Much of the focus of this week's meetings will be on the IMF's proposed $650 billion issuance of reserve assets known as special drawing rights, which aims to boost global liquidity and help emerging and low-income nations deal with mounting debt and covid-19 health-care costs.
The response to last year's crisis by policy makers prevented a collapse that would have been at least three times worse, and the medium-term losses for the global economy are expected to be smaller than the global financial crisis a decade ago, the IMF said Tuesday.
But low-income countries and emerging markets are seen suffering more this time around -- a contrast to 2009, when advanced economies were hit harder.
Related: IMF Says Fed Surprises Can Trigger Emerging-Market Outflows
The divergent recovery paths are likely to widen the global gap in living standards, the IMF said. The fund estimated per-capita income losses over the 2020-22 period in emerging and developing markets excluding China at the equivalent of 20% of the per-capita GDP figures for 2019. That's much worse than the 11% the IMF sees in advanced economies.
Among other findings:
- About 95 million people are estimated to have fallen into extreme poverty in 2020.
- The number of undernourished people is calculated to have grown by 80 million.
Globally, economies dependent on tourism face a particularly difficult recovery outlook given the slow pace of normalization of cross-border travel expected, the fund noted.
But in advanced economies, pent-up demand will drive growth based on savings from 2020, as vulnerable people get vaccinated and contact-intensive industries resume, the IMF said.
Among the forecasts released Tuesday:
- Advanced economies will expand 5.1% this year, compared with the 4.3% previously seen.
- Emerging market and developing economies will grow 6.7%, up from 6.3%.
- The U.S. is seen at 6.4%, up from 5.1% in January. The fund previously calculated the stimulus enacted in March will boost U.S. output by a cumulative 5% to 6% over three years.
- The euro area will expand 4.4%, up from the 4.2% previously seen.
- Japan will grow 3.3%, compared with 3.1%.
- China is seen expanding 8.4%, up from 8.1%.
- India will grow 12.5%, up from 11.5%.
The IMF flagged the risk that, if virus mutations outpace the roll-out of vaccines, Covid-19 could become an endemic disease with an unknown severity.

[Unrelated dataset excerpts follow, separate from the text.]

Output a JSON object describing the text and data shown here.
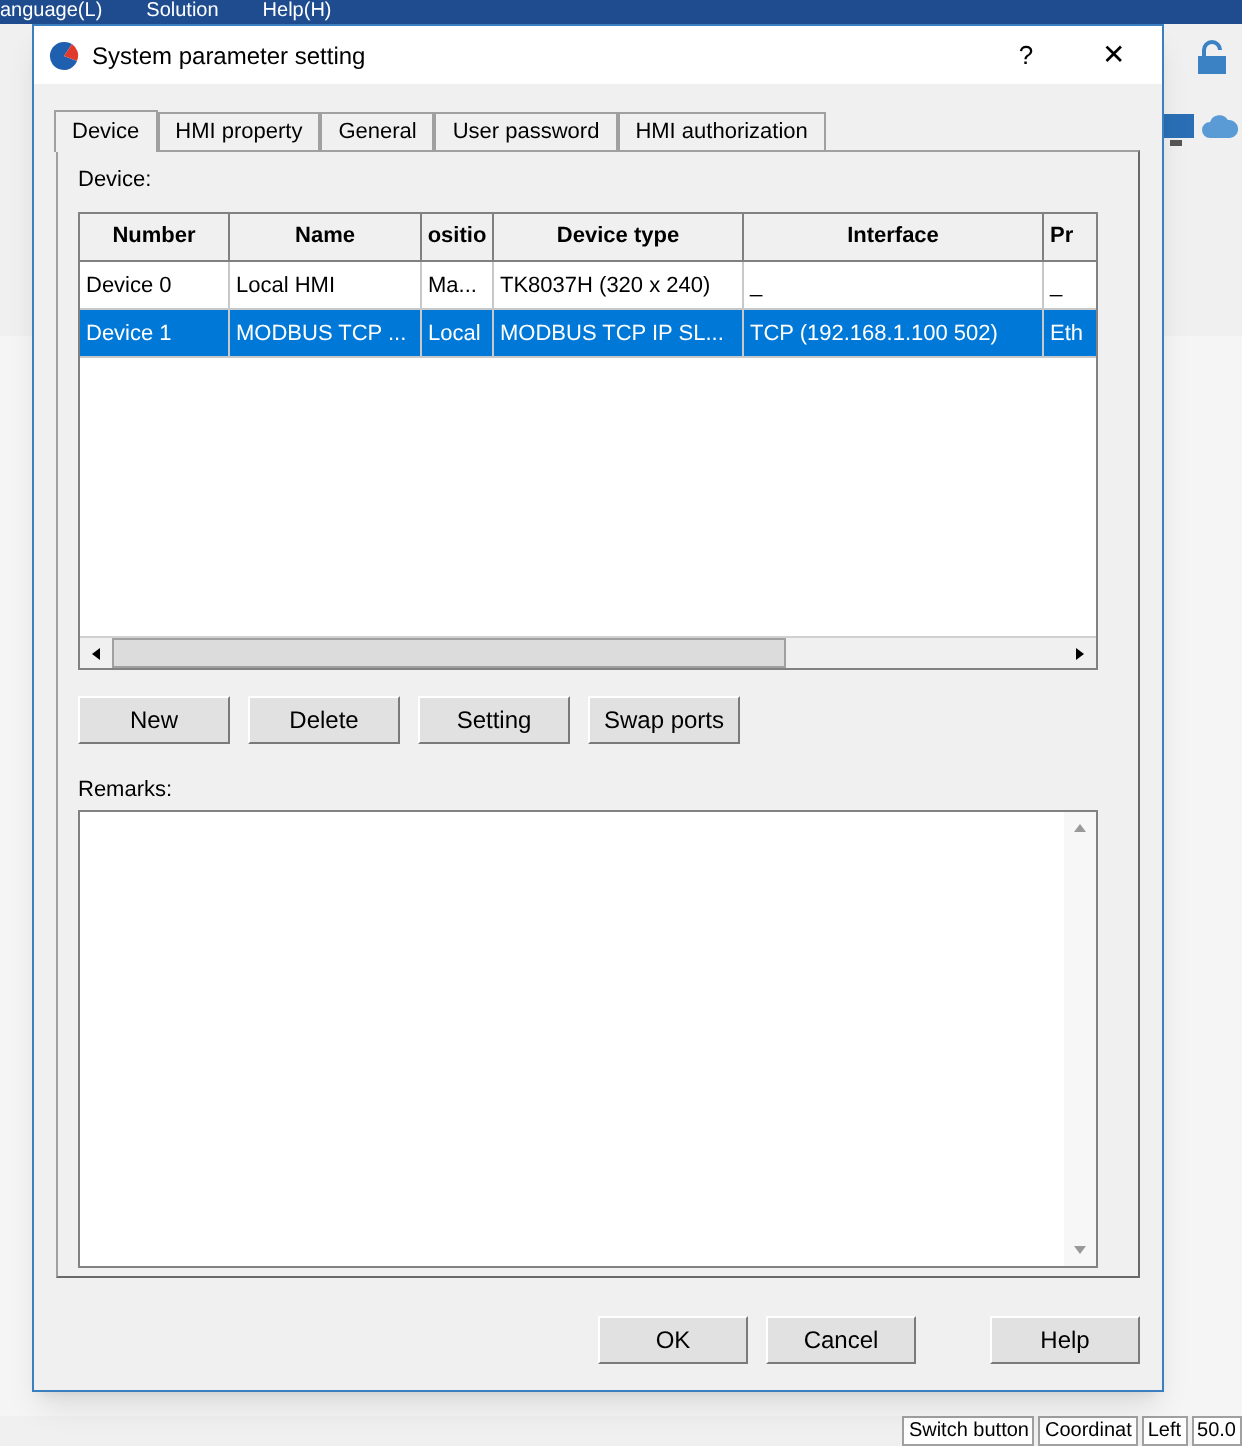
{
  "background_menu": [
    "anguage(L)",
    "Solution",
    "Help(H)"
  ],
  "window": {
    "title": "System parameter setting",
    "help_glyph": "?",
    "close_glyph": "✕"
  },
  "tabs": [
    {
      "label": "Device",
      "selected": true
    },
    {
      "label": "HMI property",
      "selected": false
    },
    {
      "label": "General",
      "selected": false
    },
    {
      "label": "User password",
      "selected": false
    },
    {
      "label": "HMI authorization",
      "selected": false
    }
  ],
  "device_label": "Device:",
  "table": {
    "columns": [
      "Number",
      "Name",
      "ositio",
      "Device type",
      "Interface",
      "Pr"
    ],
    "rows": [
      {
        "cells": [
          "Device 0",
          "Local HMI",
          "Ma...",
          "TK8037H (320 x 240)",
          "_",
          "_"
        ],
        "selected": false
      },
      {
        "cells": [
          "Device 1",
          "MODBUS TCP ...",
          "Local",
          "MODBUS TCP IP SL...",
          "TCP (192.168.1.100  502)",
          "Eth"
        ],
        "selected": true
      }
    ]
  },
  "device_buttons": [
    "New",
    "Delete",
    "Setting",
    "Swap ports"
  ],
  "remarks_label": "Remarks:",
  "dialog_buttons": [
    "OK",
    "Cancel",
    "Help"
  ],
  "status_bar": [
    "Switch button",
    "Coordinat",
    "Left",
    "50.0"
  ]
}
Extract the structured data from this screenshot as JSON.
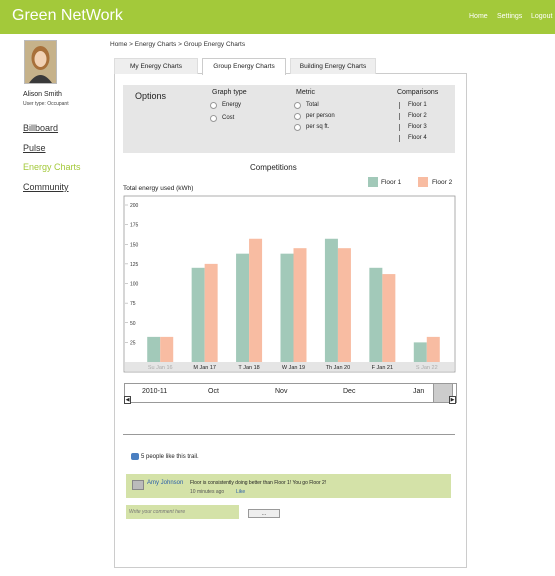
{
  "header": {
    "brand": "Green NetWork",
    "nav": [
      "Home",
      "Settings",
      "Logout"
    ]
  },
  "user": {
    "name": "Alison Smith",
    "type_label": "User type:",
    "type_value": "Occupant"
  },
  "sidebar": {
    "items": [
      {
        "label": "Billboard",
        "active": false
      },
      {
        "label": "Pulse",
        "active": false
      },
      {
        "label": "Energy Charts",
        "active": true
      },
      {
        "label": "Community",
        "active": false
      }
    ]
  },
  "breadcrumb": "Home > Energy Charts > Group Energy Charts",
  "tabs": [
    {
      "label": "My Energy Charts",
      "active": false
    },
    {
      "label": "Group Energy Charts",
      "active": true
    },
    {
      "label": "Building Energy Charts",
      "active": false
    }
  ],
  "options": {
    "title": "Options",
    "graph_type": {
      "label": "Graph type",
      "items": [
        "Energy",
        "Cost"
      ]
    },
    "metric": {
      "label": "Metric",
      "items": [
        "Total",
        "per person",
        "per sq ft."
      ]
    },
    "comparisons": {
      "label": "Comparisons",
      "items": [
        "Floor 1",
        "Floor 2",
        "Floor 3",
        "Floor 4"
      ]
    }
  },
  "chart_title": "Competitions",
  "colors": {
    "floor1": "#a2c9b9",
    "floor2": "#f8bca2",
    "brand": "#a3c93a"
  },
  "chart_data": {
    "type": "bar",
    "ylabel": "Total energy used (kWh)",
    "ylim": [
      0,
      200
    ],
    "yticks": [
      25,
      50,
      75,
      100,
      125,
      150,
      175,
      200
    ],
    "categories": [
      "Su Jan 16",
      "M Jan 17",
      "T Jan 18",
      "W Jan 19",
      "Th Jan 20",
      "F Jan 21",
      "S Jan 22"
    ],
    "series": [
      {
        "name": "Floor 1",
        "values": [
          32,
          120,
          138,
          138,
          157,
          120,
          25
        ]
      },
      {
        "name": "Floor 2",
        "values": [
          32,
          125,
          157,
          145,
          145,
          112,
          32
        ]
      }
    ],
    "legend": "top-right"
  },
  "timeline": {
    "labels": [
      "2010-11",
      "Oct",
      "Nov",
      "Dec",
      "Jan"
    ]
  },
  "social": {
    "likes": "5 people like this trail.",
    "comment": {
      "author": "Amy Johnson",
      "text": "Floor is consistently doing better than Floor 1! You go Floor 2!",
      "time": "10 minutes ago",
      "like": "Like"
    },
    "input_placeholder": "Write your comment here",
    "submit_label": "..."
  }
}
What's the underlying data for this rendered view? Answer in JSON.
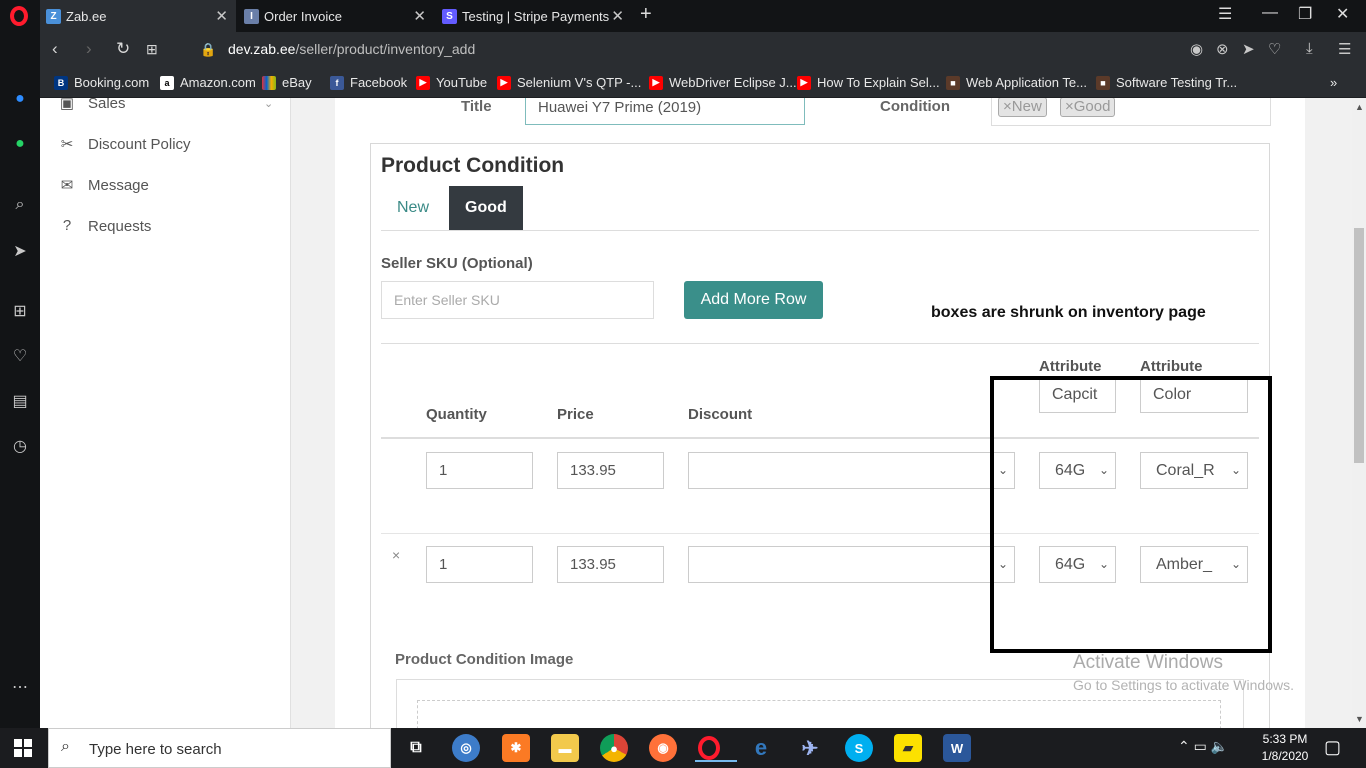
{
  "browser": {
    "tabs": [
      {
        "title": "Zab.ee",
        "icon": "zabee-favicon",
        "active": true
      },
      {
        "title": "Order Invoice",
        "icon": "invoice-favicon",
        "active": false
      },
      {
        "title": "Testing | Stripe Payments",
        "icon": "stripe-favicon",
        "active": false
      }
    ],
    "url_host": "dev.zab.ee",
    "url_path": "/seller/product/inventory_add",
    "bookmarks": [
      {
        "label": "Booking.com",
        "icon": "booking-icon"
      },
      {
        "label": "Amazon.com",
        "icon": "amazon-icon"
      },
      {
        "label": "eBay",
        "icon": "ebay-icon"
      },
      {
        "label": "Facebook",
        "icon": "facebook-icon"
      },
      {
        "label": "YouTube",
        "icon": "youtube-icon"
      },
      {
        "label": "Selenium V's QTP -...",
        "icon": "youtube-icon"
      },
      {
        "label": "WebDriver Eclipse J...",
        "icon": "youtube-icon"
      },
      {
        "label": "How To Explain Sel...",
        "icon": "youtube-icon"
      },
      {
        "label": "Web Application Te...",
        "icon": "cube-icon"
      },
      {
        "label": "Software Testing Tr...",
        "icon": "cube-icon"
      }
    ]
  },
  "sidebar_nav": {
    "items": [
      {
        "label": "Sales",
        "icon": "briefcase-icon"
      },
      {
        "label": "Discount Policy",
        "icon": "scissors-icon"
      },
      {
        "label": "Message",
        "icon": "envelope-icon"
      },
      {
        "label": "Requests",
        "icon": "question-icon"
      }
    ]
  },
  "product": {
    "title_label": "Title",
    "title_value": "Huawei Y7 Prime (2019)",
    "condition_label": "Condition",
    "condition_chips": [
      "New",
      "Good"
    ]
  },
  "condition_panel": {
    "heading": "Product Condition",
    "tabs": [
      "New",
      "Good"
    ],
    "active_tab": "Good",
    "sku_label": "Seller SKU (Optional)",
    "sku_placeholder": "Enter Seller SKU",
    "add_row_label": "Add More Row",
    "columns": [
      "Quantity",
      "Price",
      "Discount"
    ],
    "attribute_headers": [
      "Attribute",
      "Attribute"
    ],
    "attribute_names": [
      "Capcit",
      "Color"
    ],
    "rows": [
      {
        "quantity": "1",
        "price": "133.95",
        "discount": "",
        "capacity": "64G",
        "color": "Coral_R",
        "removable": false
      },
      {
        "quantity": "1",
        "price": "133.95",
        "discount": "",
        "capacity": "64G",
        "color": "Amber_",
        "removable": true
      }
    ],
    "image_label": "Product Condition Image"
  },
  "annotation": {
    "text": "boxes are shrunk on inventory page"
  },
  "watermark": {
    "title": "Activate Windows",
    "subtitle": "Go to Settings to activate Windows."
  },
  "taskbar": {
    "search_placeholder": "Type here to search",
    "time": "5:33 PM",
    "date": "1/8/2020"
  }
}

Meantime, inflation data globally could turn volatile in the coming months, given record-low commodity prices a year ago, but the trend should prove short-lived, the IMF said. The muted outlook reflects a weak labor market, high unemployment and little worker bargaining power.
Global trade volume is expected to accelerate 8.4% this year on a rebound in goods purchases, up from the 8.1% gain seen in January.